WC: Do you hear about about a lack of police presence in West Portal right now?
JF: Right now in District 7 there’s a lot of residential and car break-ins. Now, i’ve had a lot of friends and people who visit say “boy, you have a very safe area because I never see police.” Just the presence helps. The police now when the high number of break-ins happen, they should get the police presence there. I know there are other issues, but police presence is a big part of it.
WC: One of your Westside Observer stories was about the proposed navigation center on West Portal. How did you think that Supervisor Yee handled that?
JF: I think basically the Director of Real Estate came out and said here are viable locations for Navigation Centers and he listed West Portal. It should have never been on the list because it doesn’t have the square footage, it doesn’t meet the criteria for a Navigation Center. So Supervisor Yee basically said, “It’s not meant for West Portal.” I support exactly that. It was not for West Portal. If there is another place where it could be, it should be considered but it has to into account neighborhood considerations, ramifications in the neighborhood—basically everything.
WC: How do you think Ocean Avenue is doing and what do you think could be done to improve it as a commercial corridor?
JF: Basically the same thing.
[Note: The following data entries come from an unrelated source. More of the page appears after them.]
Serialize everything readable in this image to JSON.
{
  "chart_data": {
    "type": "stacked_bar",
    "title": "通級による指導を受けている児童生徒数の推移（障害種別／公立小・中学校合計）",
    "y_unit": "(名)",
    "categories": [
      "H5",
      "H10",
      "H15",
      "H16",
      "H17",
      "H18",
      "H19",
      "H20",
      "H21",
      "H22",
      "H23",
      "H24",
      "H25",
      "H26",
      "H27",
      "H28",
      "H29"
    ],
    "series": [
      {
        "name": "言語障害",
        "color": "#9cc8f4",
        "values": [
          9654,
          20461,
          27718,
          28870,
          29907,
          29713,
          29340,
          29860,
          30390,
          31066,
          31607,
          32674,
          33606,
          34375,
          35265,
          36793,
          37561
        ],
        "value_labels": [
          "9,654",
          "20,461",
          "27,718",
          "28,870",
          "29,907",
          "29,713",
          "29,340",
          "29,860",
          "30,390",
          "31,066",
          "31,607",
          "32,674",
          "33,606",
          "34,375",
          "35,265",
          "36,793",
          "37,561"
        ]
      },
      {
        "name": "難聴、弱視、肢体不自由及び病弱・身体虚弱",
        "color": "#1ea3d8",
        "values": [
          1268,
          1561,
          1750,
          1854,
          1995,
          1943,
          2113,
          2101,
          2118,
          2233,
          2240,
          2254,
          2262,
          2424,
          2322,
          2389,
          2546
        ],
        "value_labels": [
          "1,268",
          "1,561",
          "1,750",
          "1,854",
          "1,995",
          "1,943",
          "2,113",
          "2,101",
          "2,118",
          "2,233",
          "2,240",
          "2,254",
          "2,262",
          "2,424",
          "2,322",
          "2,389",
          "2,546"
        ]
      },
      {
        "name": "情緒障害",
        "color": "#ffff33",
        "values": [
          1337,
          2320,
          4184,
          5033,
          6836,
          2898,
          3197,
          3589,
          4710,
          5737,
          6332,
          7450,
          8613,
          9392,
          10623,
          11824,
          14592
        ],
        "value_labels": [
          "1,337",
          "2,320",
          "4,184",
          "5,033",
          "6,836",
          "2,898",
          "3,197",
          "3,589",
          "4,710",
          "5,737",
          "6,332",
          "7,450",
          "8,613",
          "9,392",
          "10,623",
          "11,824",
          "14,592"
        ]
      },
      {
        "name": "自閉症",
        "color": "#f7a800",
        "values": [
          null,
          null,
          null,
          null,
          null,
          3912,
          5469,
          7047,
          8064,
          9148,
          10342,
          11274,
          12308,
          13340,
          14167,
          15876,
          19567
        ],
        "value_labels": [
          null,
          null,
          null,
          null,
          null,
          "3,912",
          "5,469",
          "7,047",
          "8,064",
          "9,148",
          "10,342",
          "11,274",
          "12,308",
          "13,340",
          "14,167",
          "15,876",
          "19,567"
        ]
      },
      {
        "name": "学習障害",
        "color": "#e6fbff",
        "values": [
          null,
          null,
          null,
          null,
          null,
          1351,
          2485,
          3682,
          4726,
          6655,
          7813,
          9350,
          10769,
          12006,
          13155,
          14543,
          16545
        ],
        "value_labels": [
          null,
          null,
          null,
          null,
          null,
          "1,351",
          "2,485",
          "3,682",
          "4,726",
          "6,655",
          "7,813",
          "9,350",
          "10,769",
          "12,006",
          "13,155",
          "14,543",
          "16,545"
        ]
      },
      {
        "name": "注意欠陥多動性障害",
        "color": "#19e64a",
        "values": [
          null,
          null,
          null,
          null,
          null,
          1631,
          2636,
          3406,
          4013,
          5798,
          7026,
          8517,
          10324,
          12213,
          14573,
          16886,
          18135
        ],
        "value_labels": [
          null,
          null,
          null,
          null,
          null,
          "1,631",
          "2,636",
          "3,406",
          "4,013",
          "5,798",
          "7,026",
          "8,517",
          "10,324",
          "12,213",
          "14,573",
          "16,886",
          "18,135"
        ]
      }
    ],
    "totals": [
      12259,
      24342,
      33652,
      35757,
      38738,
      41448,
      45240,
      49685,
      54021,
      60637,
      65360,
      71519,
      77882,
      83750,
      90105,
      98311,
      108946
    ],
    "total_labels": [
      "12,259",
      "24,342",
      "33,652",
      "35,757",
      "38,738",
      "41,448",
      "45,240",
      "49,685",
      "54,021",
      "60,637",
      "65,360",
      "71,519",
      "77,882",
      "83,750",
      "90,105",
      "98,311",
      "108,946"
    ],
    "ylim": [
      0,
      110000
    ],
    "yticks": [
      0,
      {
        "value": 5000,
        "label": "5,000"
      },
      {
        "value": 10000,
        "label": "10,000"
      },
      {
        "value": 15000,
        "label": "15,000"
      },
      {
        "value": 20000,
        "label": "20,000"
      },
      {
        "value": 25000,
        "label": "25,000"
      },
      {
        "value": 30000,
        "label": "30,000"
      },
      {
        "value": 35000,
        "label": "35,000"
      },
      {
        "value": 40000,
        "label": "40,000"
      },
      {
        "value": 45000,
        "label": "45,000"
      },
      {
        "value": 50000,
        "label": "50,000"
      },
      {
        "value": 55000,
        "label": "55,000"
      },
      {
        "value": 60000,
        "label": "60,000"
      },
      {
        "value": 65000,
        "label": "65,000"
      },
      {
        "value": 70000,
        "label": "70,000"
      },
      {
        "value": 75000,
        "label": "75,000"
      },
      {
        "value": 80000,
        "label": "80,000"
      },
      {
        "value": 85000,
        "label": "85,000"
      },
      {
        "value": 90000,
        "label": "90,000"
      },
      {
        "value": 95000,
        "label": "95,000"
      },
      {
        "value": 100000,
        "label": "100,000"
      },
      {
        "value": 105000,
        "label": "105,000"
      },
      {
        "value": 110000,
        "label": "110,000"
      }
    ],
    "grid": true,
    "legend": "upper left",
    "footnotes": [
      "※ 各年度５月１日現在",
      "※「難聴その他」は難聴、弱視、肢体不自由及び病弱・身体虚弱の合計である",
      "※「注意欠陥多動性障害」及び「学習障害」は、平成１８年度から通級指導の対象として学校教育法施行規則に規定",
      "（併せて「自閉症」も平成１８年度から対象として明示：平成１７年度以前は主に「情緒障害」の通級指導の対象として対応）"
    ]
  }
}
Ocean Avenue has grown tremendously over the past ten years. It’s active, it’s vibrant. I was there yesterday. Basically the same thing. You want to make sure that you work with the merchants. You want to make sure the streets are clean. The same thing as every commercial strip. You want to make sure there’s a police presence and make sure it’s safe. I mean, that’s a high injury corridor. So you want to make sure Muni is efficient and safe for bikers and pedestrians and do whatever we can do to make that happen.
WC: How are you going to win?
JF: A lot of people know me from City Hall when I worked there, a lot of people know me from the Westside Observer, a lot of people know me as a neighbor, a parent and a friend. Those who know me, know that I care deeply about the City and that I have the qualifications, the experience and the dedication to make a difference, which sets me apart from the other candidates.
WC: You don’t think they have the dedication?
JF: No, the qualifications and experiences they don’t have. But that’s for the voter to decide. What sets me apart is also all that I’ve done for the neighborhoods over the years. Even though I’ve worked on neighborhood issues for most of my life I’m still going to work hard to knock on doors, to go listen to the neighbor’s concerns and let people know, I work for you and I won’t let them.